Tulsa Police Department has anywhere from 5,000 to 6,000 rape kits going back to the 80s. Photo courtesy of NewsOn6

In recent years, there has been a nationwide effort to determine the number of untested rape kits and test them. Researchers and proponents say testing old kits can catch serial rapists.

Phippen applied for a federal grant last year to assist with the costs of auditing and testing rape kits, but the agency was not awarded the funding. She said she plans to reapply this year.

“So moving forward, we knew that this was an unfunded mandate, and it was just unreachable for us in the beginning,” Phippen said.

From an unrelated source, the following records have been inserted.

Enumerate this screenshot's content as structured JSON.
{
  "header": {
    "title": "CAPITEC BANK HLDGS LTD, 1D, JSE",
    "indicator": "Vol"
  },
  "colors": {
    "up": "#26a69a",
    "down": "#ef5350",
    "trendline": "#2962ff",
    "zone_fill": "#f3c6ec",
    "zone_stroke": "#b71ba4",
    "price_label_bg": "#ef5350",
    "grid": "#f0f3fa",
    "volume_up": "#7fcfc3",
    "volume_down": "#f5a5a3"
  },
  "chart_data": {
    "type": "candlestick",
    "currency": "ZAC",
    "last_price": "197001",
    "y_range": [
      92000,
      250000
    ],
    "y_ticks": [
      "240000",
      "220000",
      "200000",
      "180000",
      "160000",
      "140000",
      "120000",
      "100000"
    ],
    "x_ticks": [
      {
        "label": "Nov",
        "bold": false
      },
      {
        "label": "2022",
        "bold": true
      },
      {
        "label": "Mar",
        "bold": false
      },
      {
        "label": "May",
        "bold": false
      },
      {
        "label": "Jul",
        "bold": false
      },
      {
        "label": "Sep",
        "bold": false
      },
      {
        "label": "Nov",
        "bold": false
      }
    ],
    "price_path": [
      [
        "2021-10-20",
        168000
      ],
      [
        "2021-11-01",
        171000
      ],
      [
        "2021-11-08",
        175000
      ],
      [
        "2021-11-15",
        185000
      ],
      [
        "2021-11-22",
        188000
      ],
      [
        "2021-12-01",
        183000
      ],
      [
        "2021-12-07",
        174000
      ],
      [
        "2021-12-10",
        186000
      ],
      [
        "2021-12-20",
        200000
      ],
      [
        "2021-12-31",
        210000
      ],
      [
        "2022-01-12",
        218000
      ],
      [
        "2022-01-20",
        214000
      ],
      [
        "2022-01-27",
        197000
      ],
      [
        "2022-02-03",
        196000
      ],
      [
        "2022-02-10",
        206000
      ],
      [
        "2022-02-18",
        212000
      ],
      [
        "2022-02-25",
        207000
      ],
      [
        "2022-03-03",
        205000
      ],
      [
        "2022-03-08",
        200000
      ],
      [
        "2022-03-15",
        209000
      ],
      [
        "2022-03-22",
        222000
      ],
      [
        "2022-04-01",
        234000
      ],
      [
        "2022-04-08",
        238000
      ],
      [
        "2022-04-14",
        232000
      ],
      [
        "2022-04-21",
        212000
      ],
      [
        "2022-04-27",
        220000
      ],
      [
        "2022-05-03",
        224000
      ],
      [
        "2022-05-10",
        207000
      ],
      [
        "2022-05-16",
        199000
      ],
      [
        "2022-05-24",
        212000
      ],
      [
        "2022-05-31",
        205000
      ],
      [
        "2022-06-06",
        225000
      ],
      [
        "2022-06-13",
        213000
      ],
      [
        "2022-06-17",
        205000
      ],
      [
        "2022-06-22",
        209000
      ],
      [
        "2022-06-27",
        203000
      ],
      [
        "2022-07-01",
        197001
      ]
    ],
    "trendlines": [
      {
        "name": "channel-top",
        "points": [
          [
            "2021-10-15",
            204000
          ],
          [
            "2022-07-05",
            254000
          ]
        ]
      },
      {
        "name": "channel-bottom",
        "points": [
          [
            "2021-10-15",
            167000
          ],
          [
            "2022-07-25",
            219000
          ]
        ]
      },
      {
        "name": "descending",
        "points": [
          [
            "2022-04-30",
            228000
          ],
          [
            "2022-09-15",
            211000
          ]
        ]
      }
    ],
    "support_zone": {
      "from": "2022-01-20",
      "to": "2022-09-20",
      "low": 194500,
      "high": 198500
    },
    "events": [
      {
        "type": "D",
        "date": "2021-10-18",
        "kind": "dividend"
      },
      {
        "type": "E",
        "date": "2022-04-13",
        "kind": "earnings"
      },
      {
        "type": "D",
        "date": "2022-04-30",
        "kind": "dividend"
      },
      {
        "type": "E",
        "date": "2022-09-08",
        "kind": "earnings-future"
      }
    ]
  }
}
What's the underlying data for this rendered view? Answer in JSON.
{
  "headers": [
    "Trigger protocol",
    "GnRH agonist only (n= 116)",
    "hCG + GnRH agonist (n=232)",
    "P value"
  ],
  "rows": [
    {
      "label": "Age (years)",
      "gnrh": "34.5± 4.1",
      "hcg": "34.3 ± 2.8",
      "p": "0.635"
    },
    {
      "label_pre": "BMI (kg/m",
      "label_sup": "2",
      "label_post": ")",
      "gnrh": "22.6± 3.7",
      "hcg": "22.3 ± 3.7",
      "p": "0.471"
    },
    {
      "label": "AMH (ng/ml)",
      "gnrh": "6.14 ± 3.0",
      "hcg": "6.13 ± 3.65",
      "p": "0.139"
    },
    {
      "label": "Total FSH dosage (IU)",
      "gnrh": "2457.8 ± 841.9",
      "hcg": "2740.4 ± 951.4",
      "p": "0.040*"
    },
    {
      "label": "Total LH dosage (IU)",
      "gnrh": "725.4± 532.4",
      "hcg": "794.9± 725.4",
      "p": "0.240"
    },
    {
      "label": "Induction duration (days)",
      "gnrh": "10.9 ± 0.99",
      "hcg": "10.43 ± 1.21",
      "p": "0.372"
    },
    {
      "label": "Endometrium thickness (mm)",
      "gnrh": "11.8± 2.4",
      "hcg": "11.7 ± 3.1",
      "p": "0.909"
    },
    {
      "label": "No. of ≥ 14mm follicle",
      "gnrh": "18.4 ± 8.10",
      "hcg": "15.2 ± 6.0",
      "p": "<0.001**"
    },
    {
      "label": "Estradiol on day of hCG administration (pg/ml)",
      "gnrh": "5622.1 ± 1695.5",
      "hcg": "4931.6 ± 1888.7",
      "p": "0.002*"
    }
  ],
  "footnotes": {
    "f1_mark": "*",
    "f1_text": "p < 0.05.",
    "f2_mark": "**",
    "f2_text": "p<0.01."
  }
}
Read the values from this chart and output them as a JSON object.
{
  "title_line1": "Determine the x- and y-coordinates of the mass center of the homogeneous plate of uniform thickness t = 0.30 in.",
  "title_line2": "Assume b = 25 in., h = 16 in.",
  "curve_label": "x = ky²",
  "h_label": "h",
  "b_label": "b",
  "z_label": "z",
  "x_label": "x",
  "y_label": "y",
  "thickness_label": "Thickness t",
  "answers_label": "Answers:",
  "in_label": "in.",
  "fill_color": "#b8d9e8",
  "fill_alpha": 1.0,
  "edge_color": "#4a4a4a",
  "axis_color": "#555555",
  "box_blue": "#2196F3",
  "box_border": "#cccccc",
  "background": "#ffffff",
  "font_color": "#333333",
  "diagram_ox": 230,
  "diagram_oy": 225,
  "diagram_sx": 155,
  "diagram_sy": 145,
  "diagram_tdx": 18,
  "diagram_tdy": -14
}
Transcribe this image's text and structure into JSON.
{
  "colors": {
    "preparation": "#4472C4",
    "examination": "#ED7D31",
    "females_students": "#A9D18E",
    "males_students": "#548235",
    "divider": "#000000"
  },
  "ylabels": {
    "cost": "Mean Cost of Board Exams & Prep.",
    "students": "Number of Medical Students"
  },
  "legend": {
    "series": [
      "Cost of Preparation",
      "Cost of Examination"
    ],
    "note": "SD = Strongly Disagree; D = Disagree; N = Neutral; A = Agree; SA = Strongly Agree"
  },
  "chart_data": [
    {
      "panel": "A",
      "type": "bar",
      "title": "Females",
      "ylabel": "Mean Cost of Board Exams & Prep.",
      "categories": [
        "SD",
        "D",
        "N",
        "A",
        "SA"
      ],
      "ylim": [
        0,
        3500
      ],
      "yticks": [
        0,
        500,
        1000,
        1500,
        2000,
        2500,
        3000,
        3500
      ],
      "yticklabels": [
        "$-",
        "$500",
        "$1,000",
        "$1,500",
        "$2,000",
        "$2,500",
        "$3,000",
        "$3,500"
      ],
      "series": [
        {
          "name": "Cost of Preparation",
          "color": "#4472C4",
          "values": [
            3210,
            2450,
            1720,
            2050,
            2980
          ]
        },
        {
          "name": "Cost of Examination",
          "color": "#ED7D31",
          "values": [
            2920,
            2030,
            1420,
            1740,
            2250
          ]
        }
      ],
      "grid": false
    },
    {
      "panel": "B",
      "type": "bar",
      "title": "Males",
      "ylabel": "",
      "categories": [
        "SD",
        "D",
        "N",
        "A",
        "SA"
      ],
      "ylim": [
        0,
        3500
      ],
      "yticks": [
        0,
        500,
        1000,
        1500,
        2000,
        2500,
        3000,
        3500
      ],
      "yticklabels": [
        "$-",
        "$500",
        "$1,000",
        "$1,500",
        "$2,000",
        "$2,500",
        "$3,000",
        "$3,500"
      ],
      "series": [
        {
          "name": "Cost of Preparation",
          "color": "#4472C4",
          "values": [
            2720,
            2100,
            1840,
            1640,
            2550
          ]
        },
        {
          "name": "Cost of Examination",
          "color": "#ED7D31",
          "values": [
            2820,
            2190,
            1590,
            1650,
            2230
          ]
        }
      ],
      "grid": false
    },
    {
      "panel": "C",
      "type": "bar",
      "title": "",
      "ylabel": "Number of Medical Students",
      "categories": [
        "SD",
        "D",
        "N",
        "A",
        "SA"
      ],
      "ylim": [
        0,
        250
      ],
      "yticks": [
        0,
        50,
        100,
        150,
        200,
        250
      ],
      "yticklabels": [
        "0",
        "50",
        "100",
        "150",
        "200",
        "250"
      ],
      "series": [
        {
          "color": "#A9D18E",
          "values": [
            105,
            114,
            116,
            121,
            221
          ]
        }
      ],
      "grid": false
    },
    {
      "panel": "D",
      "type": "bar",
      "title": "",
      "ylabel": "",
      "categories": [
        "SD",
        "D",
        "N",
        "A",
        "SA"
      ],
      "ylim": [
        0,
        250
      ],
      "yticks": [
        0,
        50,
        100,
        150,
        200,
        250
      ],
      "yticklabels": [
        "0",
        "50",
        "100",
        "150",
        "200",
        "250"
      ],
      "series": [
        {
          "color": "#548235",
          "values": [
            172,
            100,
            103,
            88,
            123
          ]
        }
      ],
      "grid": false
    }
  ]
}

So far TPD has audited five years that span through 2010 to 2016 and found 680 untested kits, according to TPD data. About half of the kits weren’t tested because of a lack of victim cooperation.

Other common reasons kits go untested: The district attorney’s office declined to file charges, the victim declined to make a police report or the case was outside of the department’s jurisdiction.

On Jan. 18, Fallin announced agencies that fail to meet the Feb. 15 deadline will lose federal grants administered by state agencies.

“We should be doing everything we can to support the survivors of this horrific crime,” Fallin said in a news release. “This information is crucial to ensure rape victims are able to seek justice and begin the healing process.”

As a member of the Fallin’s task force, Phippen said she helped suggest consequences for law enforcement agencies that fail to comply with the audit. She said it seemed some of the departments that didn’t submit audits didn’t see why they had to comply with the executive order.

“I think the main reason is because people really said, ‘Well why? And what are you going to do if we don’t do it,” Phippen said.

Lesley Smith March oversees the state’s Attorney General’s Office of Victim Service Unit, as well as the Oklahoma Task Force on Sexual Assault Forensic Evidence. She told The Frontier in a previous interview there also was some confusion among agencies about what information they needed to provide.

Two of Phippen’s three detectives are working overtime to try to complete the audit, and following Fallin’s announcement, the agency hired five civilians to help speed up the process.

On top of the audit, the sex crime unit has a hefty caseload. Half of Phippen’s detectives were recently assigned as patrol officers to make up for low staffing levels within the agency, she said.

“Then you have to start prioritizing these cases, which you never want to do,” Phippen said. “As a supervisor you read sexual assaults daily, how do you prioritize those, right? So it’s hard.”

Phippen said she hopes the department will have a total of 12 years audited by Feb. 15.

“It’s a sampling at least,” she said.

The number of untested kits in Oklahoma is unknown, and there are no laws that require law enforcement to retain all rape kits or to test them and compare them DNA to databases.

Oklahoma City Police Department spokeswoman Megan Morgan said the agency completed its audit and found 1,593 untested kits in its custody.

Though Fallin’s order does not mandate the testing of kits, part of the task force’s duties is to find funding for testing and try to improve the process for victims of sexual assault.

The average cost to test a kit is $1,000 to $1,500.

The task force is supposed to present its findings and recommendations to the governor, president pro tempore of the Senate and the speaker of the House by July 1.

“This is a good way to police ourselves and to figure out, are we doing what we can do for our victims,” Phippen said.